“Hodeidah, the so-called big battle, has been looming now for 18 months with ups and downs,” Robert Mardini, the Middle East regional director for the International Committee of the Red Cross (ICRC), told Reuters.
“It’s a densely-populated area where any military scenario will risk coming at a huge human cost.”
The coalition is carrying out air strikes in Yemen in support of restoring the internationally-recognized government, while Houthis have launched missiles into Saudi Arabia. Some 14,000 people have been killed and 3 million displaced.

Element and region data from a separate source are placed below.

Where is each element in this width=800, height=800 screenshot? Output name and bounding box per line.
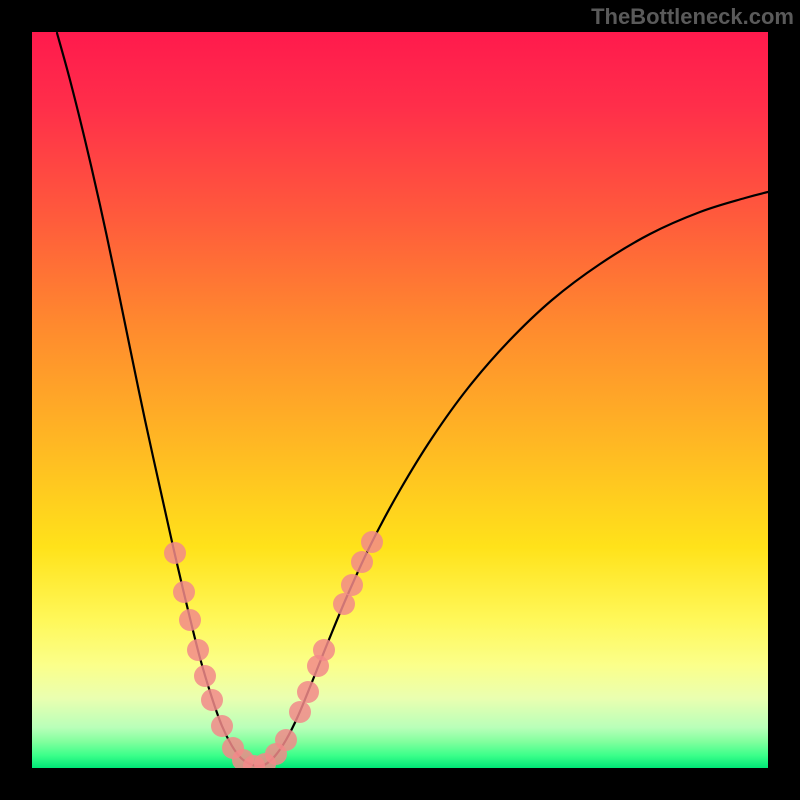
curve-layer <box>32 32 768 768</box>
data-point-marker <box>194 665 216 687</box>
data-point-marker <box>313 639 335 661</box>
data-point-marker <box>341 574 363 596</box>
data-point-marker <box>289 701 311 723</box>
data-point-marker <box>333 593 355 615</box>
data-point-marker <box>187 639 209 661</box>
data-point-marker <box>173 581 195 603</box>
data-point-marker <box>351 551 373 573</box>
watermark-text: TheBottleneck.com <box>591 4 794 30</box>
data-point-marker <box>164 542 186 564</box>
data-point-marker <box>297 681 319 703</box>
data-point-marker <box>361 531 383 553</box>
bottleneck-curve <box>57 33 768 766</box>
chart-canvas: TheBottleneck.com <box>0 0 800 800</box>
data-point-marker <box>211 715 233 737</box>
data-point-marker <box>275 729 297 751</box>
data-point-marker <box>201 689 223 711</box>
plot-area <box>32 32 768 768</box>
data-point-marker <box>179 609 201 631</box>
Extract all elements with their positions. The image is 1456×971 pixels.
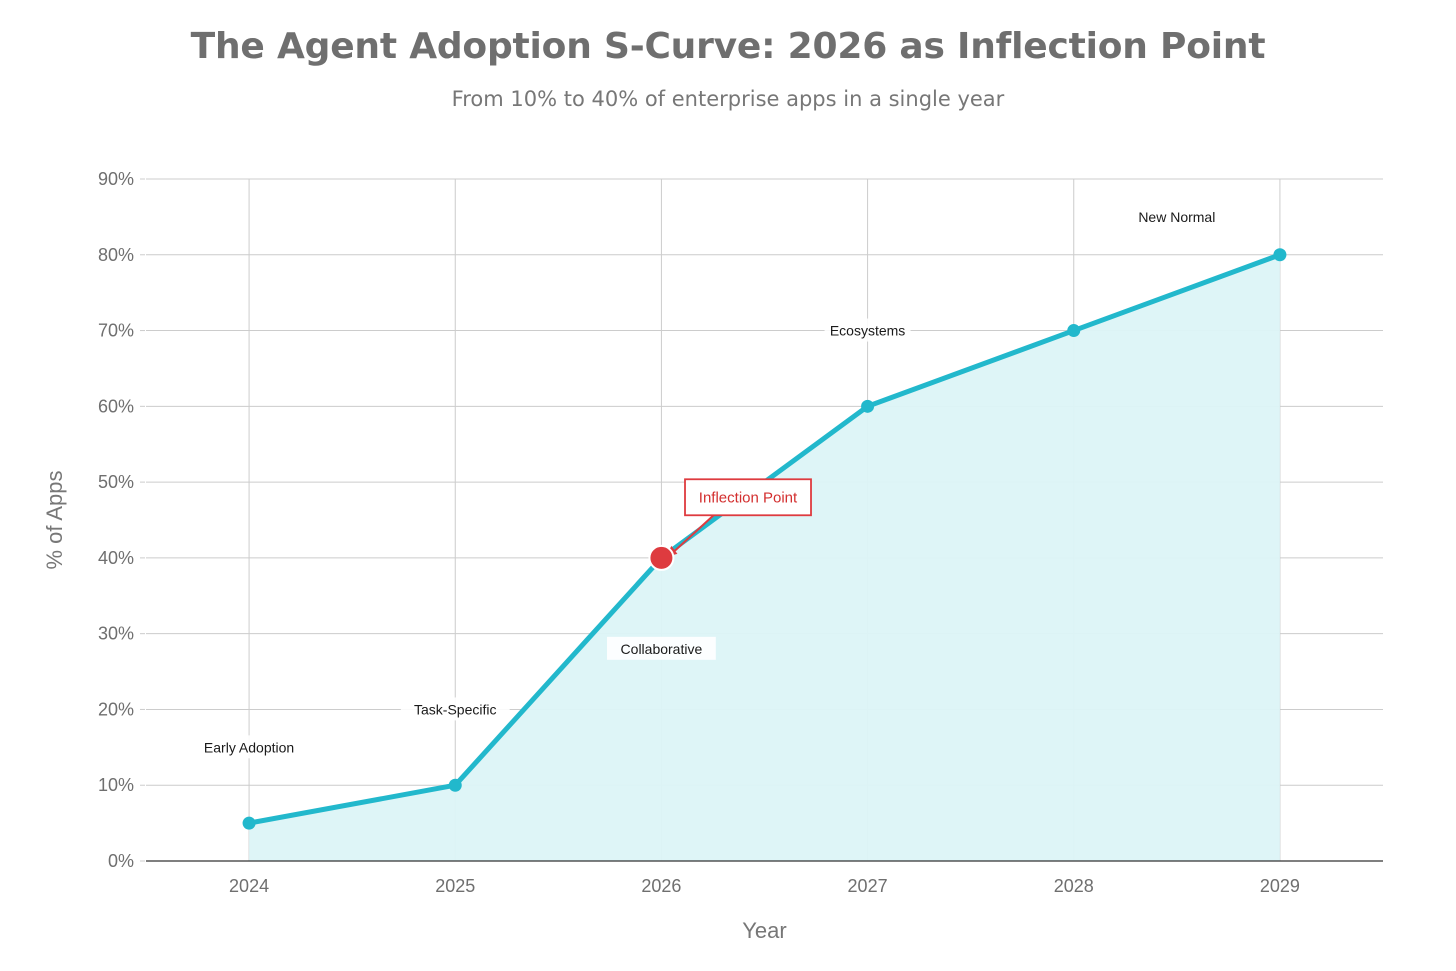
y-tick-label: 90% <box>98 169 134 189</box>
y-axis-title: % of Apps <box>42 470 67 569</box>
y-tick-label: 60% <box>98 396 134 416</box>
chart-title: The Agent Adoption S-Curve: 2026 as Infl… <box>190 26 1266 67</box>
area-fill <box>249 254 1280 861</box>
y-tick-label: 40% <box>98 548 134 568</box>
data-point-2028 <box>1067 324 1081 338</box>
stage-label-bg <box>1133 204 1220 228</box>
stage-label: Task-Specific <box>414 701 496 717</box>
x-axis-title: Year <box>742 918 786 943</box>
stage-label-bg <box>824 318 911 342</box>
y-tick-label: 80% <box>98 245 134 265</box>
stage-label: Ecosystems <box>830 323 905 339</box>
label-layer: Early Adoption Task-Specific Collaborative… <box>190 204 1220 759</box>
data-point-2029 <box>1273 248 1287 262</box>
chart-subtitle: From 10% to 40% of enterprise apps in a … <box>451 87 1005 111</box>
x-tick-label: 2029 <box>1260 876 1300 896</box>
stage-label-bg <box>607 636 716 660</box>
data-point-2024 <box>242 816 256 830</box>
inflection-label: Inflection Point <box>699 489 798 506</box>
stage-label-bg <box>400 697 510 721</box>
area-layer <box>249 254 1280 861</box>
x-tick-label: 2027 <box>848 876 888 896</box>
y-tick-label: 20% <box>98 699 134 719</box>
x-tick-label: 2026 <box>641 876 681 896</box>
inflection-marker <box>648 544 675 571</box>
data-point-2025 <box>448 778 462 792</box>
y-tick-label: 70% <box>98 321 134 341</box>
inflection-label-box <box>684 478 812 517</box>
stage-label: New Normal <box>1138 209 1215 225</box>
y-tick-label: 50% <box>98 472 134 492</box>
x-tick-label: 2024 <box>229 876 269 896</box>
data-point-2027 <box>861 399 875 413</box>
stage-label: Early Adoption <box>204 739 294 755</box>
stage-label: Collaborative <box>621 641 703 657</box>
inflection-arrow <box>670 510 719 555</box>
x-tick-label: 2028 <box>1054 876 1094 896</box>
y-tick-label: 10% <box>98 775 134 795</box>
y-tick-label: 0% <box>108 851 134 871</box>
x-tick-label: 2025 <box>435 876 475 896</box>
stage-label-bg <box>190 735 308 759</box>
axis-layer: 0% 10% 20% 30% 40% 50% 60% 70% 80% 90% 2024 2025 202… <box>42 169 1383 943</box>
y-tick-label: 30% <box>98 624 134 644</box>
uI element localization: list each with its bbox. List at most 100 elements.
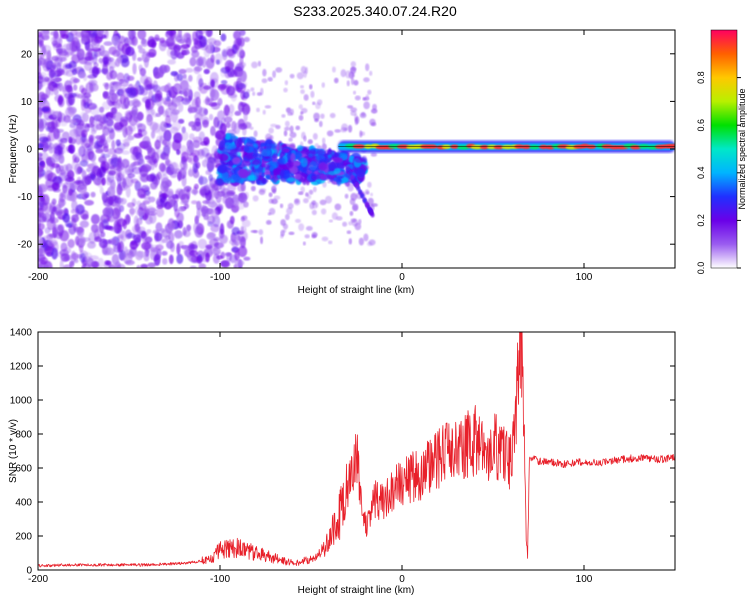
- heatmap-cell: [238, 37, 245, 48]
- heatmap-cell: [234, 38, 240, 51]
- heatmap-cell: [102, 207, 113, 216]
- heatmap-cell: [91, 66, 99, 78]
- heatmap-cell: [102, 91, 109, 100]
- heatmap-cell: [62, 184, 68, 194]
- heatmap-cell: [193, 183, 199, 190]
- heatmap-cell: [269, 135, 274, 141]
- heatmap-cell: [220, 33, 227, 42]
- heatmap-cell: [303, 135, 307, 142]
- heatmap-cell: [181, 97, 191, 105]
- heatmap-cell: [288, 144, 296, 150]
- heatmap-cell: [38, 165, 43, 177]
- heatmap-cell: [52, 110, 61, 118]
- heatmap-cell: [46, 156, 53, 167]
- heatmap-cell: [62, 84, 68, 97]
- heatmap-cell: [300, 157, 308, 168]
- heatmap-cell: [51, 153, 60, 163]
- heatmap-cell: [318, 120, 323, 128]
- heatmap-cell: [38, 101, 46, 107]
- heatmap-cell: [289, 131, 297, 138]
- heatmap-cell: [198, 131, 205, 142]
- heatmap-cell: [110, 107, 118, 115]
- heatmap-cell: [305, 225, 313, 231]
- heatmap-cell: [140, 38, 148, 48]
- heatmap-cell: [298, 114, 304, 121]
- heatmap-cell: [62, 213, 71, 223]
- heatmap-cell: [261, 178, 267, 185]
- y-tick-label: 200: [15, 532, 32, 543]
- heatmap-cell: [39, 256, 49, 265]
- heatmap-cell: [102, 239, 113, 245]
- x-tick-label: -200: [28, 272, 48, 283]
- heatmap-cell: [210, 125, 216, 137]
- heatmap-cell: [232, 157, 241, 165]
- heatmap-cell: [161, 250, 168, 256]
- heatmap-cell: [271, 198, 278, 205]
- heatmap-cell: [55, 210, 63, 216]
- heatmap-cell: [262, 68, 267, 77]
- heatmap-cell: [101, 177, 106, 186]
- heatmap-cell: [148, 48, 157, 58]
- heatmap-cell: [328, 240, 333, 245]
- heatmap-cell: [208, 41, 214, 54]
- heatmap-cell: [236, 235, 241, 241]
- heatmap-cell: [98, 156, 107, 164]
- heatmap-cell: [181, 151, 189, 163]
- heatmap-cell: [94, 176, 103, 184]
- heatmap-cell: [50, 55, 60, 62]
- heatmap-cell: [69, 261, 75, 267]
- heatmap-cell: [153, 176, 158, 188]
- heatmap-cell: [121, 177, 127, 189]
- heatmap-cell: [470, 144, 484, 150]
- heatmap-cell: [350, 110, 357, 116]
- heatmap-cell: [185, 67, 194, 73]
- heatmap-cell: [167, 59, 176, 65]
- heatmap-cell: [67, 238, 75, 249]
- heatmap-cell: [38, 161, 45, 167]
- heatmap-cell: [350, 192, 358, 201]
- heatmap-cell: [318, 174, 328, 180]
- heatmap-cell: [213, 191, 223, 199]
- heatmap-cell: [280, 219, 286, 226]
- heatmap-cell: [57, 224, 65, 232]
- heatmap-cell: [38, 218, 41, 230]
- heatmap-cell: [73, 258, 79, 264]
- heatmap-cell: [299, 85, 305, 89]
- heatmap-cell: [300, 186, 305, 193]
- heatmap-cell: [289, 125, 294, 134]
- heatmap-cell: [78, 236, 86, 247]
- heatmap-cell: [75, 204, 85, 215]
- heatmap-cell: [49, 238, 58, 247]
- heatmap-cell: [111, 253, 120, 266]
- heatmap-cell: [238, 71, 243, 76]
- heatmap-cell: [111, 207, 121, 220]
- heatmap-cell: [205, 57, 215, 69]
- heatmap-cell: [293, 198, 301, 206]
- heatmap-cell: [84, 56, 94, 61]
- heatmap-cell: [141, 233, 148, 243]
- heatmap-cell: [183, 203, 190, 209]
- heatmap-cell: [268, 207, 276, 215]
- heatmap-cell: [147, 262, 156, 268]
- heatmap-cell: [215, 206, 221, 215]
- heatmap-cell: [145, 98, 151, 109]
- x-tick-label: 0: [399, 574, 405, 585]
- heatmap-cell: [136, 122, 143, 128]
- heatmap-cell: [308, 153, 313, 158]
- x-tick-label: 100: [576, 272, 593, 283]
- snr-ylabel: SNR (10 * v/v): [8, 419, 19, 483]
- heatmap-cell: [165, 115, 172, 126]
- heatmap-cell: [52, 77, 62, 82]
- heatmap-cell: [102, 55, 109, 65]
- heatmap-cell: [132, 62, 137, 75]
- heatmap-cell: [168, 232, 175, 243]
- heatmap-cell: [175, 96, 182, 103]
- heatmap-cell: [38, 91, 47, 103]
- heatmap-cell: [218, 234, 228, 244]
- heatmap-cell: [221, 187, 231, 199]
- heatmap-cell: [55, 164, 61, 174]
- heatmap-cell: [225, 122, 231, 129]
- heatmap-cell: [130, 207, 135, 217]
- heatmap-cell: [137, 188, 146, 199]
- heatmap-cell: [65, 163, 73, 173]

Yemen traditionally imports 90 percent of its food, mainly through Hodeidah where U.N. inspectors check ships to ensure they do not carry weapons.
“It remains a lifeline for the highlands where close to 70 percent of Yemenis live. It’s about the need to have commercial imports,” Mardini said.
“Despite all the measures put in place by the Coalition to improve imports, what is reaching Hodeidah is very short of the needs.”
Egeland called for Western powers – led by Britain, the United States and France – and the Houthis, to help avert disaster. “The situation is screaming for more robust diplomacy on both sides”.
“We are now in a race against the clock, to really get enough supplies in through Hodeidah which is very difficult given the continued severe restrictions on fuel and other imports by the coalition, he added.